T.C.
Yargıtay
17. Hukuk Dairesi
2016/2432 E. , 2016/5685 K.
MAHKEMESİ :......Asliye Hukuk Mahkemesi
Taraflar arasındaki tazminat davasının yapılan yargılaması sonunda; kararda yazılı nedenlerden dolayı davanın kısmen kabulüne dair verilen hükmün süresi içinde davalı ... vekili tarafından temyiz edilmesi üzerine dosya incelendi, gereği düşünüldü:
- K A R A R -
Davacılar vekili, davalıların işleteni ve sürücüsü olduğu kamyonun, davacıların çocuğu olan .....'in sevk ve idaresindeki motosiklete çarparak ölümüne neden olduğunu belirterek ıslahla birlikte davacı ... için 13.965,65 TL, davacı ... için 19.765,60 TL destekten yoksun kalma tazminatı ile davacılar için 8.000,00'er TL manevi tazminatın kaza tarihinden itibaren işleyecek yasal faizi ile birlikte davalılardan müştereken ve müteselsilen tahsiline karar verilmesini talep etmiştir.
Davalılar, davanın reddini savunmuştur.
Mahkemece, toplanan deliller ve benimsenen bilirkişi raporuna göre; davanın kısmen kabulü ile 17.596,17 TL maddi tazminatın olay tarihi olan 20/04/2006 tarihinden geçerli yasal faiziyle birlikte her iki davalıdan müştereken ve müteselsilen alınarak davacı ...'e ödenmesine, 19.765,60 TL maddi tazminatın olay tarihi olan 20/04/2006 tarihinden geçerli yasal faiziyle birlikte her iki davalıdan müştereken ve müteselsilen alınarak davacı ...'e ödenmesine, 5.000,00 TL manevi tazminatın olay tarihi olan 20/04/2006 tarihinden geçerli yasal faiziyle birlikte her iki davalıdan müştereken ve müteselsilen alınarak davacı ...'e ödenmesine, fazlaya ilişkin talebin reddine, 5.000,00 TL manevi tazminatın olay tarihi olan 20/04/2006 tarihinden geçerli yasal faiziyle birlikte her iki davalıdan müştereken ve müteselsilen alınarak davacı ...'e ödenmesine, fazlaya ilişkin talebin reddine, karar verilmiş; hüküm, davalı ... vekili tarafından temyiz edilmiştir.
1-Dosya içerisindeki bilgi ve belgelere, mahkeme kararının gerekçesinde dayanılan delillerin tartışılıp, değerlendirilmesinde usul ve yasaya aykırı bir yön bulunmamasına göre, davalı vekilinin aşağıdaki bentlerin kapsamı dışında ve yerinde görülmeyen sair temyiz itirazlarının reddine karar vermek gerekmiştir.
2-Dava, trafik kazasından kaynaklanan destekten yoksun kalma tazminatı ile manevi tazminat istemine ilişkindir.
Mahkemece kusur oranlarının belirlenmesi yönünden rapor alınmamış, hükme esas alınan aktüerya raporunda, ceza mahkemesinde alınan kusur raporu esas alınarak hesaplama yapılmıştır. 818 sayılı Borçlar Kanunu'nun 53. maddesi uyarınca hukuk mahkemesi, ceza mahkemesince belirlenen kusur oranı ile bağlı değildir.
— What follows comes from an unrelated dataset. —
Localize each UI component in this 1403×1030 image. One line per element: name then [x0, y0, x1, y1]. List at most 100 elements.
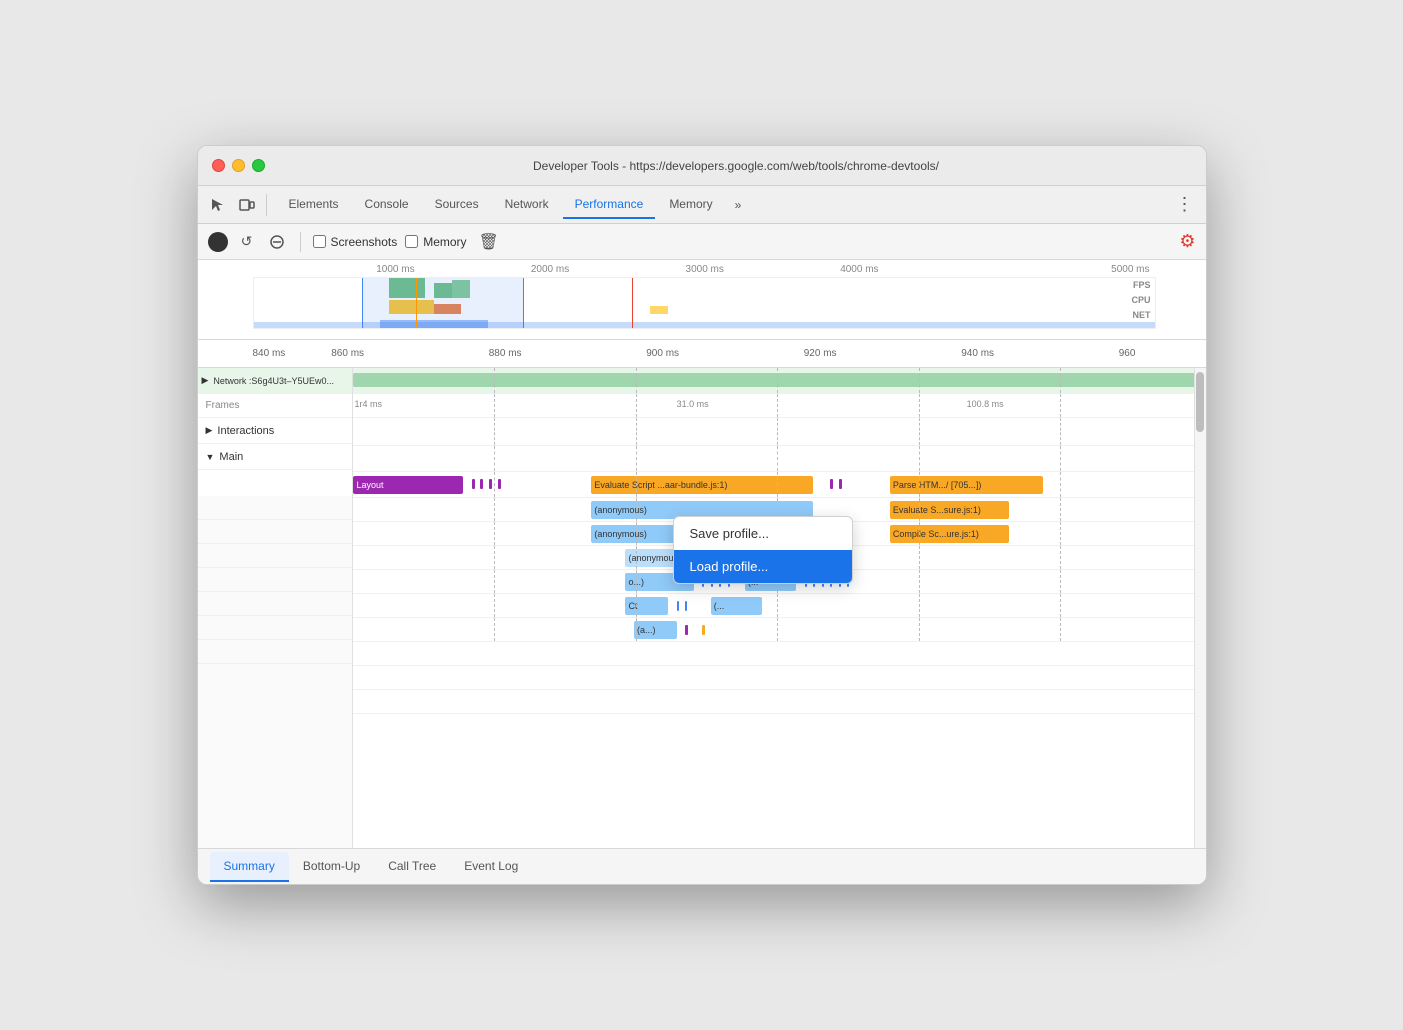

Ayrıca, ceza mahkemesinde yapılan yargılama sonunda verilen hüküm, Yargıtay'ca hükmün açıklanmasının geri bırakılması değerlendirilmesi bakımından bozulmuştur. Bu durumda ceza mahkemesince belirlenen maddi olgu ve kusur oranı kesinleşmemiştir. O halde mahkemece kusur oranının belirlenmesi yönünden bilirkişi incelemesi yapılarak sonucuna göre karar verilmesi gerekirken eksik inceleme ile hüküm kurulması doğru görülmemiştir.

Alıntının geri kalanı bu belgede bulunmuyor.